To jump, in the moment one acts, it is because you believe your own knowledge. Faith is the engine of action. You might make other people jump to demonstrate all that you know from your calculations and test results, and say "I know you will be safe so you should jump" but when it comes your turn to actually jump, when you take that leap,
it is only because of what you believe is true that you act; If you don't want to die, only because you believe you will make it safely, would you yourself, jump. Never because you can know the calculations and test results are sound and validly ordered.
We act out of belief in something true. We act out of belief that something we know is true. When knowing, knowing is complete in the knowledge. When believing, the belief is complete in the truth, and the bridge between the belief and the truth is how one acts. We make the bridge to the truth by acting on the belief, and believing is bridging. Believing is holding something over there as true here in me. It's what I believe as is testified to in words and deeds.
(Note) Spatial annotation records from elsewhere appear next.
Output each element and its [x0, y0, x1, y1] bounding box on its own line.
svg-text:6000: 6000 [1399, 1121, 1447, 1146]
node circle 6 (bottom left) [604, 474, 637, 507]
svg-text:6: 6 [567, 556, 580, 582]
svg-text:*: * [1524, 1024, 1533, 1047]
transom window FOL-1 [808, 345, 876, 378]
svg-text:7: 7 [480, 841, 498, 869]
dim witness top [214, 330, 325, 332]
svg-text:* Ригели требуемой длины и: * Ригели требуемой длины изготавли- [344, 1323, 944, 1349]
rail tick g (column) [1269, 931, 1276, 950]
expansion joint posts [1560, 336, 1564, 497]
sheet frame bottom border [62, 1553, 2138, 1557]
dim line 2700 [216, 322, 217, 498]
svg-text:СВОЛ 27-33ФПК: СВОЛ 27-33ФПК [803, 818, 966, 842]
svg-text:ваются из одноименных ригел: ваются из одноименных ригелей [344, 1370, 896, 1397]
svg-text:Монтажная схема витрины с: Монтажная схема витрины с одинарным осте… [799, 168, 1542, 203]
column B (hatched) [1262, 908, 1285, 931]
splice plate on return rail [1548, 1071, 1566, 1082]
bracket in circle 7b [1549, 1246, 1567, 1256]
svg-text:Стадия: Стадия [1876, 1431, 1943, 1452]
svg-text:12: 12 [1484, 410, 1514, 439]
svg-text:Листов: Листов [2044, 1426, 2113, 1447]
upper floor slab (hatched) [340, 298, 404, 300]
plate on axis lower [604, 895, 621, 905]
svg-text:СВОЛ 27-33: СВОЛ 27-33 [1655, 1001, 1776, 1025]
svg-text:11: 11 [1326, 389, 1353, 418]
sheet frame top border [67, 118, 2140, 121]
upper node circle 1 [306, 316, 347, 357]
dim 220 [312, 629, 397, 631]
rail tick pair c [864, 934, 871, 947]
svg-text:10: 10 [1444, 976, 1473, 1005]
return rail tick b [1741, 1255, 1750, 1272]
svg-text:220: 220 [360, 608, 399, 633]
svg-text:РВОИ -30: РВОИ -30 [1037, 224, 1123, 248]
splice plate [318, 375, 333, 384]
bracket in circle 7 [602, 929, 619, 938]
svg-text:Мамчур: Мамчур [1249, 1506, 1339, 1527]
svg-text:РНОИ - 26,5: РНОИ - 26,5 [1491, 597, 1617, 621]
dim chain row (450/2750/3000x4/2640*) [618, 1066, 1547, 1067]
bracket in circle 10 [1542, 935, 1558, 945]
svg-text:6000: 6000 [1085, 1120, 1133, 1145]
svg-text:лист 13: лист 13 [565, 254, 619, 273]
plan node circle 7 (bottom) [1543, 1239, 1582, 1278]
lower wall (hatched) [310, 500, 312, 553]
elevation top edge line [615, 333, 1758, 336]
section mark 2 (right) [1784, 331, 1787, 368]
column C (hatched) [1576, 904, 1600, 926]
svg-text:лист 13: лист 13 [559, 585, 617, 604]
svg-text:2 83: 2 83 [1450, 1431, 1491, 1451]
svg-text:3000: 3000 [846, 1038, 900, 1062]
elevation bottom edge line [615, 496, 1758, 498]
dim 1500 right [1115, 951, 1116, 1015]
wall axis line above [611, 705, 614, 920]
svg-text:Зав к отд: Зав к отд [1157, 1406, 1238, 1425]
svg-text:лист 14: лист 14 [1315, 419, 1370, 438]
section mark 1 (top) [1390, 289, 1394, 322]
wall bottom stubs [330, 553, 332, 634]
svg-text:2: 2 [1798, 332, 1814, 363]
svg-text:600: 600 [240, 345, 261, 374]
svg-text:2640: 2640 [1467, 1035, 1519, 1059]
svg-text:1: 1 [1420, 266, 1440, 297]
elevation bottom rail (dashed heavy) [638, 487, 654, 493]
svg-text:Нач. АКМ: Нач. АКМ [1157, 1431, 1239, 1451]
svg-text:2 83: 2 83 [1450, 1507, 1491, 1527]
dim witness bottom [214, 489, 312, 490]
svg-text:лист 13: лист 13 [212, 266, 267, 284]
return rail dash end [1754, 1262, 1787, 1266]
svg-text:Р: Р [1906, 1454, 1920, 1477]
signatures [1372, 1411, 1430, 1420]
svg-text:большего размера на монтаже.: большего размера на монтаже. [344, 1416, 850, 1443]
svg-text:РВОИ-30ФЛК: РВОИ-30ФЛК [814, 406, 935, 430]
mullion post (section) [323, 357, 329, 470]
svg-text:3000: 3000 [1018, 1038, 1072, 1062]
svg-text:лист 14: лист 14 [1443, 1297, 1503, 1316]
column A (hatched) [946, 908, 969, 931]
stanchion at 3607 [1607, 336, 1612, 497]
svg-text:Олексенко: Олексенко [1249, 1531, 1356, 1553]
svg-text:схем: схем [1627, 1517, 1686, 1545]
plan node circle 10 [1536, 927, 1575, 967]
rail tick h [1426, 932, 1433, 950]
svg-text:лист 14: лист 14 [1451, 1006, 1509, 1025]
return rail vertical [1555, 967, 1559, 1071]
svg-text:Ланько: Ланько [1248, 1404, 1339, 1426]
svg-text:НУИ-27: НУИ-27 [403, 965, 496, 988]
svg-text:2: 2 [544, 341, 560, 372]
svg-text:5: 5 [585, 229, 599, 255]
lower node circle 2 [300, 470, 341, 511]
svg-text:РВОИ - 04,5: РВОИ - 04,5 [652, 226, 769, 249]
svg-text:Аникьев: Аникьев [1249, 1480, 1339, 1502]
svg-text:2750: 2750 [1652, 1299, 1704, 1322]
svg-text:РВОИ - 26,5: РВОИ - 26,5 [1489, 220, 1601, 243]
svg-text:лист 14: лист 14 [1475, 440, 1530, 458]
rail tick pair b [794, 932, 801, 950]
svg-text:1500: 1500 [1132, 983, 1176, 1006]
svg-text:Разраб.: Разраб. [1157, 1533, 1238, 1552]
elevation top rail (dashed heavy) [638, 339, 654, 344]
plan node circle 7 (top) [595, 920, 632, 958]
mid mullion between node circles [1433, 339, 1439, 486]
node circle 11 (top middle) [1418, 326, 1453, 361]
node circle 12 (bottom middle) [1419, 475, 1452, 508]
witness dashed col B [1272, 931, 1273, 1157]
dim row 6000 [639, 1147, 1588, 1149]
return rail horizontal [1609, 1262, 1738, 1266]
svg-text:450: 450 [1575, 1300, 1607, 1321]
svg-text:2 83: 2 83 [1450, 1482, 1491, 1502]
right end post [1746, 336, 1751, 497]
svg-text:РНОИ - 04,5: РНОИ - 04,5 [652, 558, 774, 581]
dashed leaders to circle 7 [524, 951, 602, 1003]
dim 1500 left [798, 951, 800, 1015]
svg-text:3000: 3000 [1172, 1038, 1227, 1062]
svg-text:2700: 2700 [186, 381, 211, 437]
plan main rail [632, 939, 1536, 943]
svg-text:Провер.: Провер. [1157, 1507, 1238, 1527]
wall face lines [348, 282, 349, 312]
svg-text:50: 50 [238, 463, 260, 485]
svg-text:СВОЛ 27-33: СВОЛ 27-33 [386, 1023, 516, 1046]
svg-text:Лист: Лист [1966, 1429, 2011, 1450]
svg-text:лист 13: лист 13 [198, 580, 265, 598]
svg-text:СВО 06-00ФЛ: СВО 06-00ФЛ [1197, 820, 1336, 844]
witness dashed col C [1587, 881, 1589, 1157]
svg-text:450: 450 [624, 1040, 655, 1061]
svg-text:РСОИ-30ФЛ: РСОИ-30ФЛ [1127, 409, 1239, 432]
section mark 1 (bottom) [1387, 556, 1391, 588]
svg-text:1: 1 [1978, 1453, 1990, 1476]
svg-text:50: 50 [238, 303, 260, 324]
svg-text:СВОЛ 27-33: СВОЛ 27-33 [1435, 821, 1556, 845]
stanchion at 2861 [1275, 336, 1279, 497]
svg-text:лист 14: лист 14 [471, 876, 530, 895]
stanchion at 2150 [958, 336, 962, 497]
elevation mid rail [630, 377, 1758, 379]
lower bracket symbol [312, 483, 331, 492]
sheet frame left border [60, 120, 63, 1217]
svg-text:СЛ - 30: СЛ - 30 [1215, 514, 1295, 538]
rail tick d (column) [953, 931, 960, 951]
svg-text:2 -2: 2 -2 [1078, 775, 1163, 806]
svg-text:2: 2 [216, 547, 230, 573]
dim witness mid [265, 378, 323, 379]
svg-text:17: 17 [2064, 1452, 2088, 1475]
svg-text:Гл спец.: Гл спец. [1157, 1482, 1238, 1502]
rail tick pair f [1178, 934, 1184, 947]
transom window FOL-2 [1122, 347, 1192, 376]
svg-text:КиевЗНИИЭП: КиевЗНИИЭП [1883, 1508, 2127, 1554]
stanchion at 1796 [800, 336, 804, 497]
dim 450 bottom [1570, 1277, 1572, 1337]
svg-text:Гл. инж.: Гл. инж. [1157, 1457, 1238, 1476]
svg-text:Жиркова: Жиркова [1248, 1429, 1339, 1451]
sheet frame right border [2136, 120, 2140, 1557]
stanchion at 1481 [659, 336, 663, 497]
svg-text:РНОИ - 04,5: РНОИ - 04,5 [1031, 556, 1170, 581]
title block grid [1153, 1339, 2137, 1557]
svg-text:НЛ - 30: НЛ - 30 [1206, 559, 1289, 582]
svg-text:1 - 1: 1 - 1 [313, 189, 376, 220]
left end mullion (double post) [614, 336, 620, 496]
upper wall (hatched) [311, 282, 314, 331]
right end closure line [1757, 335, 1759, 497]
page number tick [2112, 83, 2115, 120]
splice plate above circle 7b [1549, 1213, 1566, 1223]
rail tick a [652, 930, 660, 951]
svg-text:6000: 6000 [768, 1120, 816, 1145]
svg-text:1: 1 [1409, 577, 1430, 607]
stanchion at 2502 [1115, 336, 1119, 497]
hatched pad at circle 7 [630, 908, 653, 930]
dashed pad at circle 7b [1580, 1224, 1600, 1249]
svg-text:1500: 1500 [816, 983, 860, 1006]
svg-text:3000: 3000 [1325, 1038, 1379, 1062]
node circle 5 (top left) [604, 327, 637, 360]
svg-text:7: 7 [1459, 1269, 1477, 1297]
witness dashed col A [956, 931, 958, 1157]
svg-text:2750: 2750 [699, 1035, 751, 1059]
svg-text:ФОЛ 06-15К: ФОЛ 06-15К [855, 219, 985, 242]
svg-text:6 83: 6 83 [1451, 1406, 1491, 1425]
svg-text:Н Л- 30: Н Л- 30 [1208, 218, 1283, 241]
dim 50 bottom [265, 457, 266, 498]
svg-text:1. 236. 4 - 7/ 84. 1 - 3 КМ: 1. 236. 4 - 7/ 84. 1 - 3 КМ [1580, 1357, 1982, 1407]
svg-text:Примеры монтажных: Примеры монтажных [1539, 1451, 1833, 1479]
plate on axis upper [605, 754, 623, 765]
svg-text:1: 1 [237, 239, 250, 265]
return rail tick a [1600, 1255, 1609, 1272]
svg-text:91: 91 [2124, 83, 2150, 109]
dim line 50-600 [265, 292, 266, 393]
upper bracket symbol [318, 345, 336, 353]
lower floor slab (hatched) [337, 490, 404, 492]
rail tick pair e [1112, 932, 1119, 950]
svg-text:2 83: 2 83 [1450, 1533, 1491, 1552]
When we act, we may be wrong in our knowledge, or we may be right in our knowledge. That occurs during reasoning after positing the "If....then...therefore..." There is where reasoned knowledge sits.
Every time we honestly mean the statement "therefore..x" we are saying "we believe X." We believe the reasoning is done, and we believe we know our conclusion can be called knowledge. If someone believes the argument is false, we would either look to the premises and conclusions to re-support the conclusion, or we could simply say "Prove it then, because I believe my proof is done." We can call upon them to prove our conclusion again, but the act of "concluding" is a judgment that "the argument is over, it needs no more or less" and in that moment we "are knowing" we call this knowledge because we are believing there is no more need for argument.
Once it is time to act, (even the act of knowing) all the reasoning and knowledge is literally placed behind you and you are now believing it is true because you are acting on that belief. Your reasoning and knowledge support and uphold the moment of action, but that act is not taken unless you also believe something to be true. How else could you aim a gun and hit a target unless you believed that what you know was true?
Faith is tied up with that. We all have faith in our beliefs that we all have, and believe some of the things we know are true. If we didn't, every act would either be compelled by necessity, or utterly random (again another can of worms for another conversation.)
Believing isn't just about whether something exists. It most fully arrives in this mix somewhere outside of the reasoning (again, agreement with the OP), but so close, it is tied to the "If X..." at the beginning, and more completely just after the conclusion, when one acts on that conclusion, and in the acting, the believing enough reasons exist to leap into the unknowable (until the experiment is over and the shoot failed and we all get to know his calculations missed a few variables, he should not have believed they were true, and should not have jumped...)
So...
...faith is the antithesis of rationality. — Banno
...is just not the dialectical picture you needed to draw, or should draw, to draw what I agree with in the OP, namely and to paraphrase, "proof God exists precludes the ability to call the phrase "God exists" an article of faith." This is because, as I would add: faith (believing something as an act of consent) has nothing to do with proof (proving, reasoning)."
And besides, do you mean to say anyone who believes in God should try not to use reason and when they talk about God they are unable to be reasoning? That's the gist of some of this. That's silly rubbish.